Die voestalpine hat in den vergangenen zehn Jahren durch Investitionen in Höhe von 2,3 Milliarden Euro ihre CO2-Emissionen um 20 Prozent reduzieren können. Durch die Umstellung der Hochöfen auf Strom und in weiterer Folge auf Wasserstoff könnten die CO2-Emissionen bei der Stahlerzeugung weiter reduziert werden. Für dieses Projekt kann die voestalpine aufgrund der nunmehrigen Zusage der Bundesregierung, die Kofinanzierung zu übernehmen, sich jetzt auch um Fördergelder des ETS-Innovationsfonds der EU bewerben.

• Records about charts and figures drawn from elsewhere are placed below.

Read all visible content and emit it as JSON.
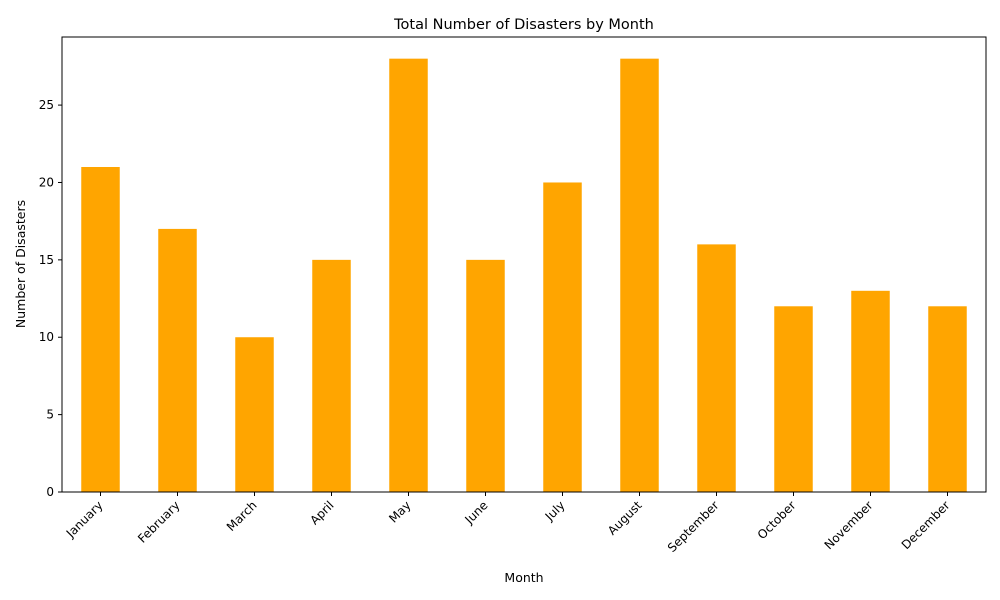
{
  "chart_data": {
    "type": "bar",
    "title": "Total Number of Disasters by Month",
    "xlabel": "Month",
    "ylabel": "Number of Disasters",
    "categories": [
      "January",
      "February",
      "March",
      "April",
      "May",
      "June",
      "July",
      "August",
      "September",
      "October",
      "November",
      "December"
    ],
    "values": [
      21,
      17,
      10,
      15,
      28,
      15,
      20,
      28,
      16,
      12,
      13,
      12
    ],
    "ylim": [
      0,
      29.4
    ],
    "yticks": [
      0,
      5,
      10,
      15,
      20,
      25
    ],
    "bar_color": "#FFA500",
    "grid": false,
    "legend": "none"
  }
}
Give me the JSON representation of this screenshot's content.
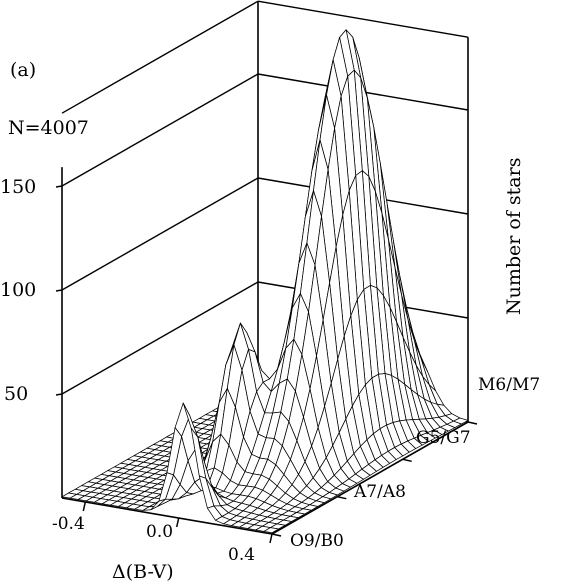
{
  "chart_data": {
    "type": "surface3d",
    "panel_label": "(a)",
    "annotation": "N=4007",
    "xlabel": "Δ(B-V)",
    "ylabel": "",
    "zlabel": "Number of stars",
    "x_ticks": [
      "-0.4",
      "0.0",
      "0.4"
    ],
    "x_range": [
      -0.5,
      0.4
    ],
    "y_ticks": [
      "O9/B0",
      "A7/A8",
      "G5/G7",
      "M6/M7"
    ],
    "z_ticks": [
      "50",
      "100",
      "150"
    ],
    "z_range": [
      0,
      185
    ],
    "peaks": [
      {
        "x": 0.15,
        "y": "G5/G7",
        "z": 180
      },
      {
        "x": -0.02,
        "y": "A7/A8",
        "z": 72
      },
      {
        "x": 0.02,
        "y": "O9/B0",
        "z": 55
      }
    ]
  }
}
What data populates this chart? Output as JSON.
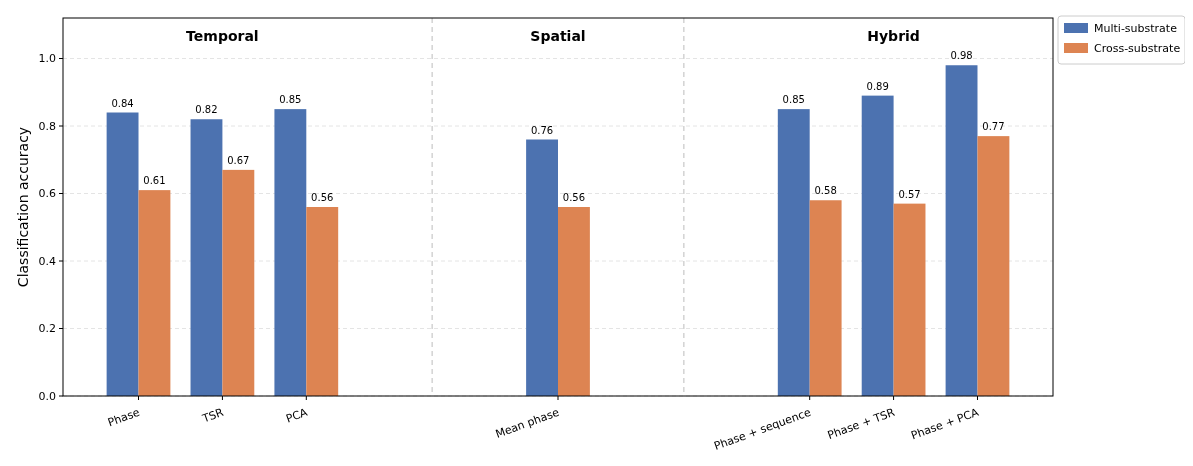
{
  "chart_data": {
    "type": "bar",
    "ylabel": "Classification accuracy",
    "categories": [
      "Phase",
      "TSR",
      "PCA",
      null,
      null,
      "Mean phase",
      null,
      null,
      "Phase + sequence",
      "Phase + TSR",
      "Phase + PCA"
    ],
    "series": [
      {
        "name": "Multi-substrate",
        "color": "#4c72b0",
        "values": [
          0.84,
          0.82,
          0.85,
          null,
          null,
          0.76,
          null,
          null,
          0.85,
          0.89,
          0.98
        ]
      },
      {
        "name": "Cross-substrate",
        "color": "#dd8452",
        "values": [
          0.61,
          0.67,
          0.56,
          null,
          null,
          0.56,
          null,
          null,
          0.58,
          0.57,
          0.77
        ]
      }
    ],
    "ylim": [
      0,
      1.12
    ],
    "yticks": [
      {
        "value": 0,
        "label": "0.0"
      },
      {
        "value": 0.2,
        "label": "0.2"
      },
      {
        "value": 0.4,
        "label": "0.4"
      },
      {
        "value": 0.6,
        "label": "0.6"
      },
      {
        "value": 0.8,
        "label": "0.8"
      },
      {
        "value": 1,
        "label": "1.0"
      }
    ],
    "grid": "y",
    "legend": "top right",
    "data_labels": true,
    "annotations": [
      "Temporal",
      "Spatial",
      "Hybrid"
    ]
  }
}
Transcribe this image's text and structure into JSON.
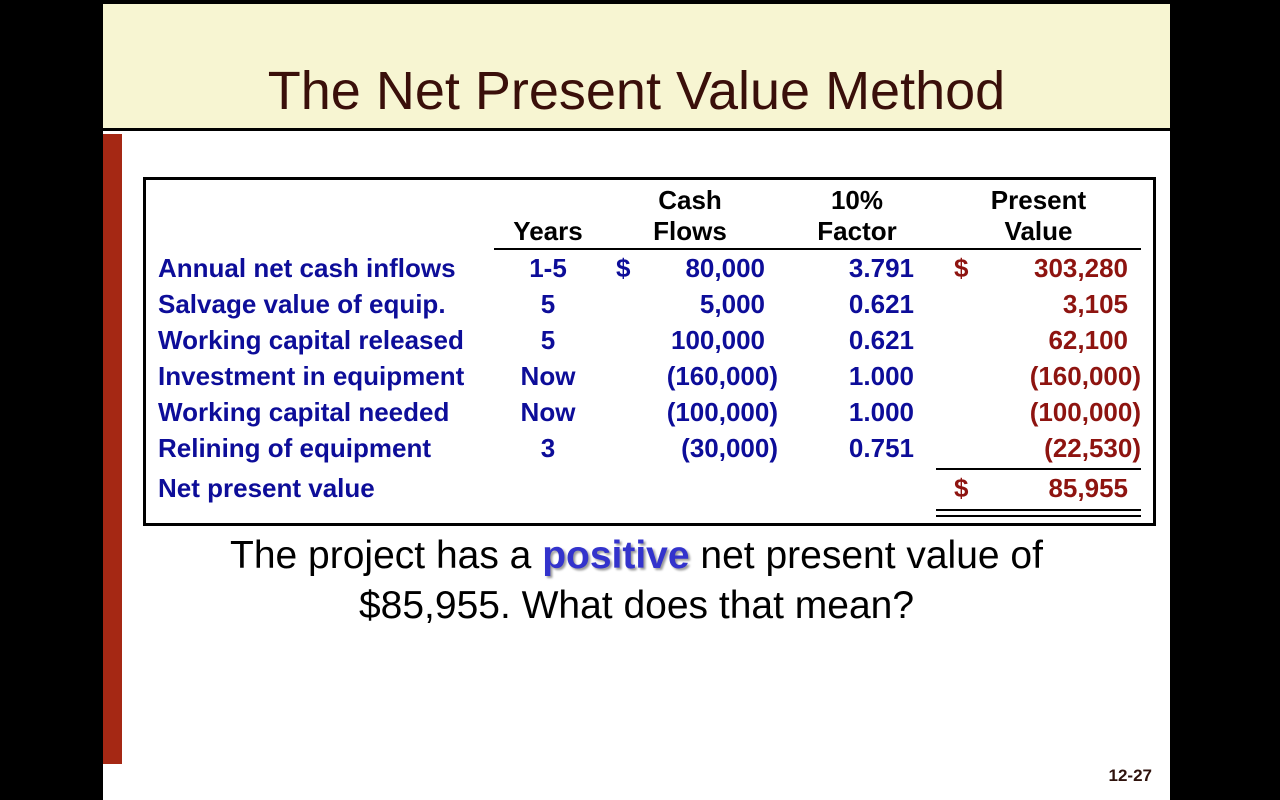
{
  "slide": {
    "title": "The Net Present Value Method",
    "page_number": "12-27"
  },
  "colors": {
    "title_text": "#3A0F0A",
    "band_background": "#F7F5D2",
    "accent_bar": "#A52814",
    "label_navy": "#0D0D99",
    "present_value_red": "#8E1410",
    "highlight_blue": "#3333CC"
  },
  "table": {
    "columns": [
      {
        "line1": "",
        "line2": ""
      },
      {
        "line1": "",
        "line2": "Years"
      },
      {
        "line1": "Cash",
        "line2": "Flows"
      },
      {
        "line1": "10%",
        "line2": "Factor"
      },
      {
        "line1": "Present",
        "line2": "Value"
      }
    ],
    "rows": [
      {
        "label": "Annual net cash inflows",
        "years": "1-5",
        "cf_dollar": "$",
        "cash_flow": "80,000",
        "factor": "3.791",
        "pv_dollar": "$",
        "present_value": "303,280"
      },
      {
        "label": "Salvage value of equip.",
        "years": "5",
        "cf_dollar": "",
        "cash_flow": "5,000",
        "factor": "0.621",
        "pv_dollar": "",
        "present_value": "3,105"
      },
      {
        "label": "Working capital released",
        "years": "5",
        "cf_dollar": "",
        "cash_flow": "100,000",
        "factor": "0.621",
        "pv_dollar": "",
        "present_value": "62,100"
      },
      {
        "label": "Investment in equipment",
        "years": "Now",
        "cf_dollar": "",
        "cash_flow": "(160,000)",
        "factor": "1.000",
        "pv_dollar": "",
        "present_value": "(160,000)"
      },
      {
        "label": "Working capital needed",
        "years": "Now",
        "cf_dollar": "",
        "cash_flow": "(100,000)",
        "factor": "1.000",
        "pv_dollar": "",
        "present_value": "(100,000)"
      },
      {
        "label": "Relining of equipment",
        "years": "3",
        "cf_dollar": "",
        "cash_flow": "(30,000)",
        "factor": "0.751",
        "pv_dollar": "",
        "present_value": "(22,530)"
      }
    ],
    "total_row": {
      "label": "Net present value",
      "years": "",
      "cf_dollar": "",
      "cash_flow": "",
      "factor": "",
      "pv_dollar": "$",
      "present_value": "85,955"
    }
  },
  "message": {
    "line1_before": "The project has a ",
    "line1_highlight": "positive",
    "line1_after": " net present value of",
    "line2": "$85,955. What does that mean?"
  }
}
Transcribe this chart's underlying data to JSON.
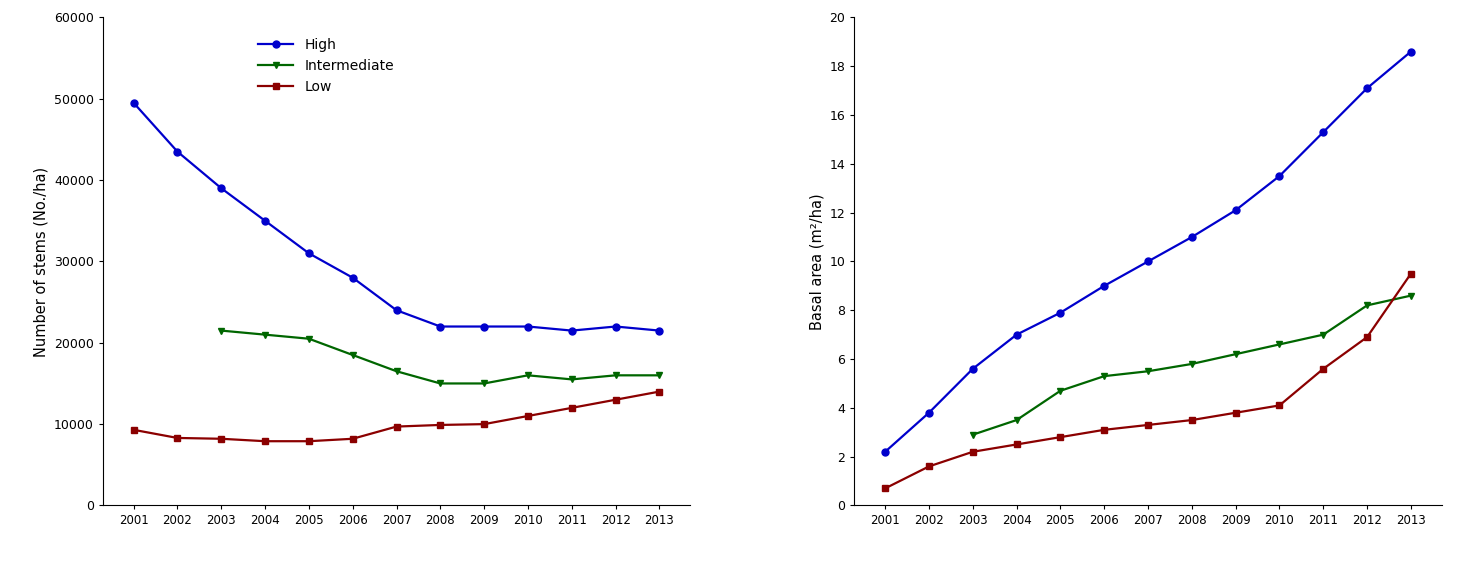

„Die voestalpine ist nicht nur ein oberösterreichischer Leitbetrieb, sondern auch ein Parade-Industrieunternehmen in Sachen umweltfreundlicher Produktion. Umso erfreulicher ist daher, dass der Ministerrat heute einen ersten Schritt dazu gesetzt hat, dass die voestalpine ihre weltweite Vorreiterrolle bei der klimafreundlichen Stahlerzeugung weiter absichern kann. Mit dem heutigen Beschluss der Bundesregierung, die erforderliche Kofinanzierung zu übernehmen, kann der Stahlkonzern sich nun um EU-Fördergelder für den Umstieg der mit Koks betriebenen Hochöfen auf Elektroöfen bewerben“, betonen Landeshauptmann Thomas Stelzer und Wirtschafts-Landesrat Markus Achleitner.
Weiter Unterstützung für voestalpine
Die voestalpine habe beim Thema Klimaschutz bereits besonderen Weitblick bewiesen, beispielsweise auch mit der weltweit größten Pilotanlage zur Produktion von grünem Wasserstoff. „Aus unserer Sicht sind wirtschaftliches Wachstum und Klimaschutz kein Gegensatz, vielmehr wollen wir als Standort OÖ die Chancen der Ökologisierung der Wirtschaft bestmöglich nutzen. Dazu zählt auch der Umstieg der Industrie auf eine Produktion auf der Basis erneuerbarer Energieträger. Wir werden unseren oberösterreichischen Leitbetrieb auf diesem Weg auch weiterhin voll unterstützen“, kündigen Landeshauptmann Stelzer und Wirtschafts-Landesrat Achleitner an.